Lombar comprit qu’il tenait sa chance. Car sur Voltar, on n’utilisait jamais de drogues. Les docteurs employaient des anesthésiques gazeux et les cytologues étaient capables de soulager toutes les formes de souffrance. Lombar avait étudié l’histoire de la drogue dans la politique sur Blito-P3 et découvert qu’un pays appelé l’Angleterre avait réussi à miner la population de la Chine et à en renverser le gouvernement en utilisant l’opium. Il en déduisit qu’il tenait un moyen de grimper les échelons sur Voltar.
Il avait apporté son soutien aux cultivateurs de pavot en rachetant leur surproduction. Il avait développé la Section 451 au sein de l’Appareil et, apparemment à la suite de quelques erreurs de management, il avait déniché un officier de l’Académie pour en prendre la tête : moi.
Les États-Unis fermèrent bientôt le robinet des subventions. L’Appareil avait toujours été bien en place et il était désormais le roi de la région. Afyon était devenu son château et Lombar ne tarderait pas à régner sur Voltar s’il savait comment s’y prendre. Le personnel de la base était constitué des descendants directs des héros de la guerre et, comme tous les caïds de la finance en Turquie, ils révéraient Mustafa Kemal Ataturk, le père de la Turquie moderne. Longue vie à la révolution !
Longue vie à l’opium ! Longue vie à l’Appareil ! Et longue vie à Sa Majesté Lombar, qui serait bientôt au pouvoir sur Voltar !
Le cours de mes réflexions s’interrompit. Chariots ou pas, nous étions arrivés à la montagne. A ma villa.
Elle avait appartenu autrefois à un pacha turc, un noble de l’ancien régime et, peut-être, avant lui, à quelque seigneur byzantin, et avant encore à un riche Romain, et avant à un seigneur grec, et encore plus loin dans le temps, qui sait… La Turquie est le pays le plus riche en ruines de Blito-P3. C’est un carrefour entre l’Asie et l’Europe et toutes les races de la Terre, à une période ou une autre, ont colonisé la Turquie ou en ont fait le centre d’un empire ! C’est un rêve d’archéologue, un territoire rempli de pierres du passé !

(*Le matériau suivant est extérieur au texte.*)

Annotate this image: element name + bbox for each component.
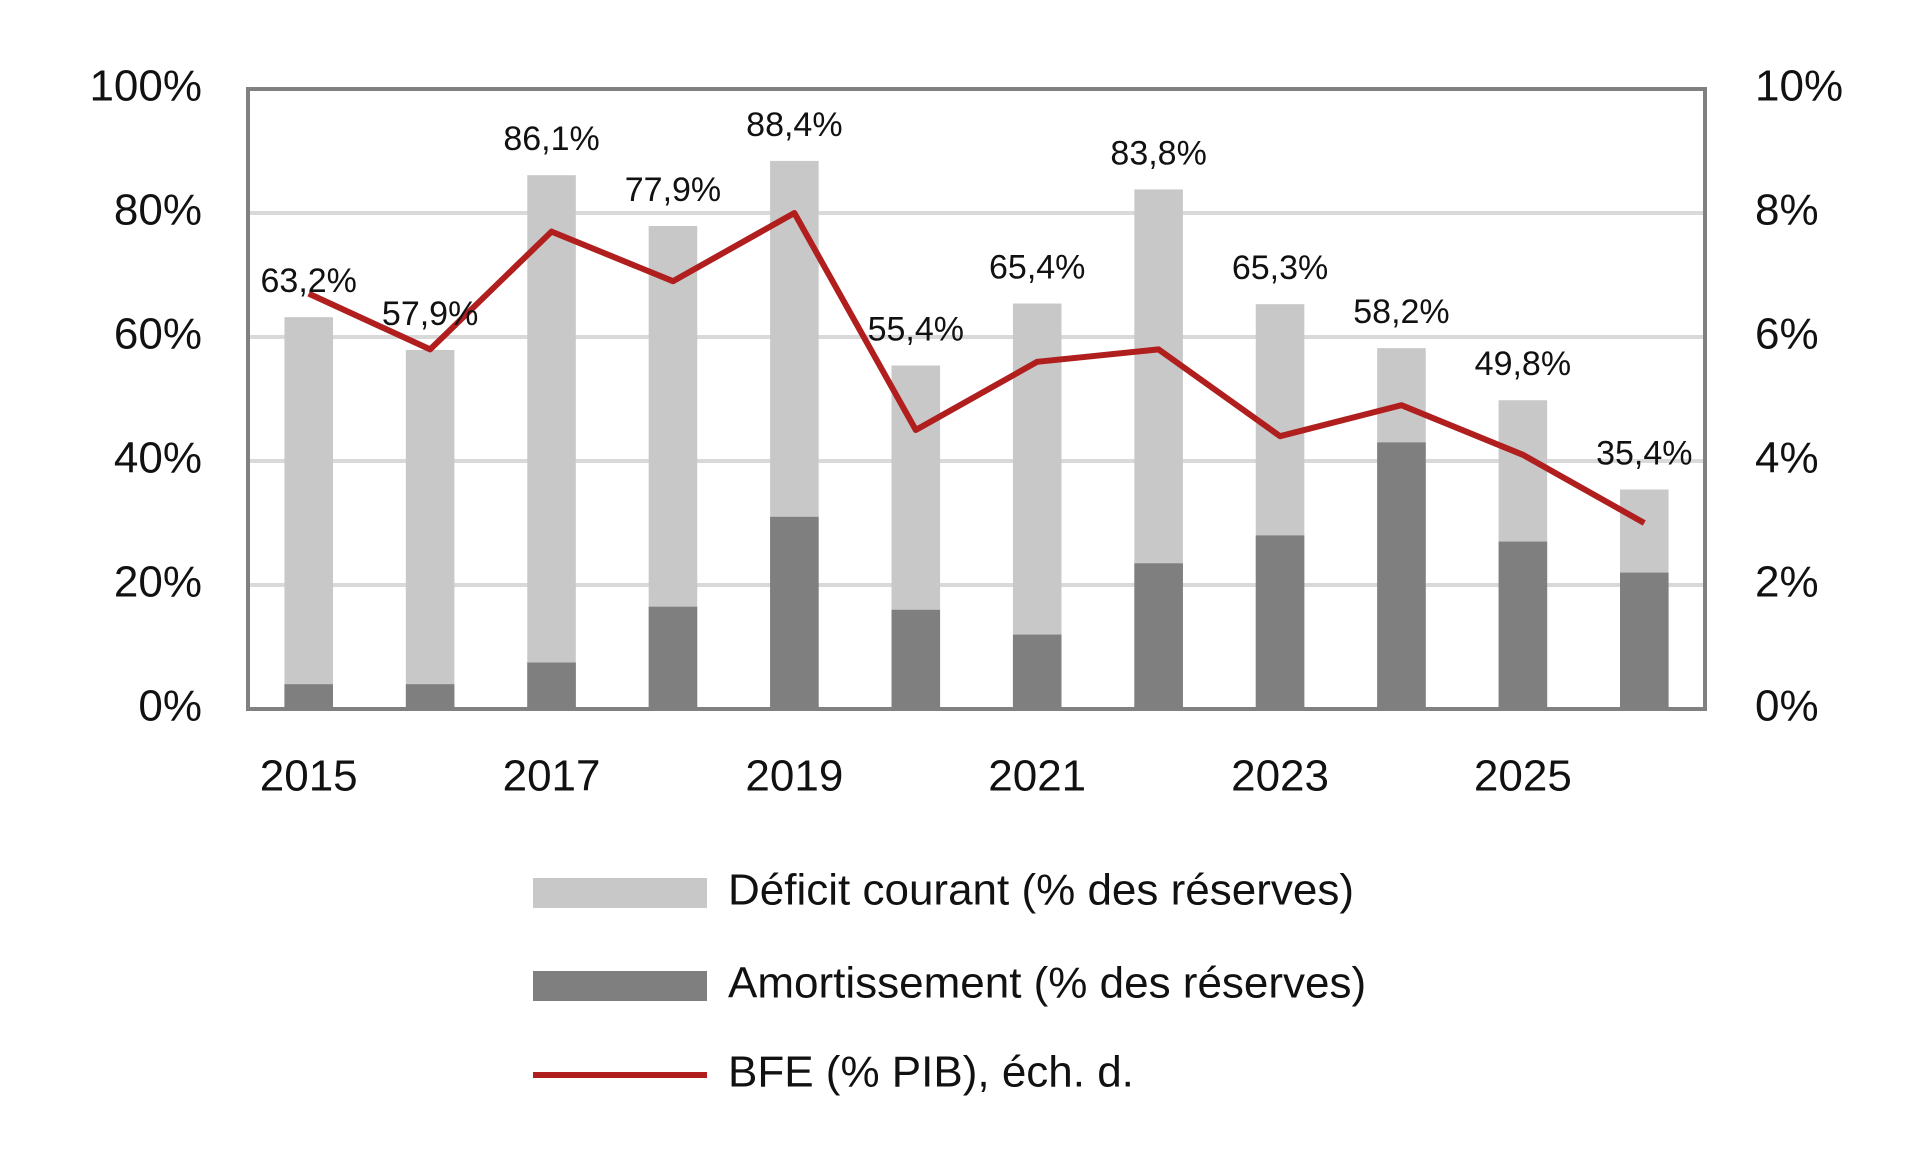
y-tick-label: 0% — [138, 682, 202, 731]
plot-frame — [246, 87, 1707, 711]
x-tick-label: 2021 — [988, 752, 1086, 801]
x-tick-label: 2015 — [260, 752, 358, 801]
y2-tick-label: 2% — [1755, 558, 1819, 607]
bar — [1012, 634, 1062, 709]
y2-tick-label: 8% — [1755, 186, 1819, 235]
x-tick-label: 2019 — [745, 752, 843, 801]
bar — [648, 606, 698, 709]
y2-tick-label: 4% — [1755, 434, 1819, 483]
data-label: 58,2% — [1353, 293, 1449, 331]
y2-tick-label: 10% — [1755, 62, 1843, 111]
y2-tick-label: 0% — [1755, 682, 1819, 731]
data-label: 86,1% — [503, 120, 599, 158]
data-label: 57,9% — [382, 295, 478, 333]
bar — [1255, 535, 1305, 709]
y2-tick-label: 6% — [1755, 310, 1819, 359]
data-label: 35,4% — [1596, 435, 1692, 473]
data-label: 49,8% — [1475, 345, 1571, 383]
bar — [284, 317, 333, 709]
legend-label: Amortissement (% des réserves) — [728, 959, 1366, 1008]
y-tick-label: 40% — [114, 434, 202, 483]
data-label: 55,4% — [868, 311, 964, 349]
data-label: 88,4% — [746, 106, 842, 144]
bar — [1620, 572, 1669, 709]
bar — [405, 350, 455, 709]
bar — [1498, 541, 1548, 709]
bar — [1134, 563, 1183, 709]
bar — [770, 516, 819, 709]
data-label: 65,4% — [989, 249, 1085, 287]
legend-label: BFE (% PIB), éch. d. — [728, 1048, 1134, 1097]
y-tick-label: 80% — [114, 186, 202, 235]
y-tick-label: 20% — [114, 558, 202, 607]
bar — [1377, 442, 1426, 709]
bar — [527, 175, 576, 709]
data-label: 77,9% — [625, 171, 721, 209]
bar — [891, 609, 941, 709]
x-tick-label: 2025 — [1474, 752, 1572, 801]
line — [307, 210, 1646, 526]
data-label: 83,8% — [1110, 134, 1206, 172]
y-tick-label: 100% — [89, 62, 202, 111]
bar — [405, 684, 455, 709]
x-tick-label: 2017 — [503, 752, 601, 801]
x-tick-label: 2023 — [1231, 752, 1329, 801]
legend-swatch — [533, 971, 707, 1001]
y-tick-label: 60% — [114, 310, 202, 359]
data-label: 65,3% — [1232, 249, 1328, 287]
legend-label: Déficit courant (% des réserves) — [728, 866, 1354, 915]
bar — [284, 684, 333, 709]
data-label: 63,2% — [261, 262, 357, 300]
legend-swatch — [533, 878, 707, 908]
bar — [527, 662, 576, 709]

Le sous-officier de l’Appareil qui avait fondé la base avait fait reconstruire la villa et il y avait vécu pendant longtemps. Son entretien était assuré par le budget alloué à la base. Lombar avait eu une fois la folle idée de la visiter, ce qu’il n’aurait jamais dû faire : c’est très imprudent et quasi fatal pour un chef de l’Appareil de s’éloigner de Voltar – et il avait augmenté le budget.
La propriété était construite contre le flanc de la montagne. Derrière ses arcs-boutants et ses hautes murailles, il y avait trois hectares de terrain. La villa était de style romain.
Tout était obscur. Je n’avais pas téléphoné pour prévenir de mon arrivée. Je voulais les surprendre.
Le « chauffeur de taxi » déposa mes bagages dans l’ombre du portail. C’était un vétéran de l’Appareil. Il avait été condamné pour viol d’enfants, si je me souvenais bien.
Dans la faible clarté du tableau de bord de l’antique Citroën, je vis qu’il tendait la main.
D’ordinaire, j’en aurais été offensé. Mais ce soir, dans l’ombre de velours, tout empli de joie en me retrouvant là, je glissai la main dans ma poche. La livre turque connaît un taux d’inflation de cent pour cent par an. La dernière fois, quatre-vingt-dix livres turques équivalaient à un dollar U.S. Mais le dollar lui aussi subissait les effets de l’inflation, aussi je calculai que le taux devait se situer actuellement aux alentours de cent cinquante livres. De plus, c’était ce que nous appelons de la « monnaie de singe » : il fallait vraiment avoir beaucoup de chance pour que quelqu’un l’accepte hors de Turquie. Et puis, l’ordre que j’avais forgé me donnait des ressources illimitées.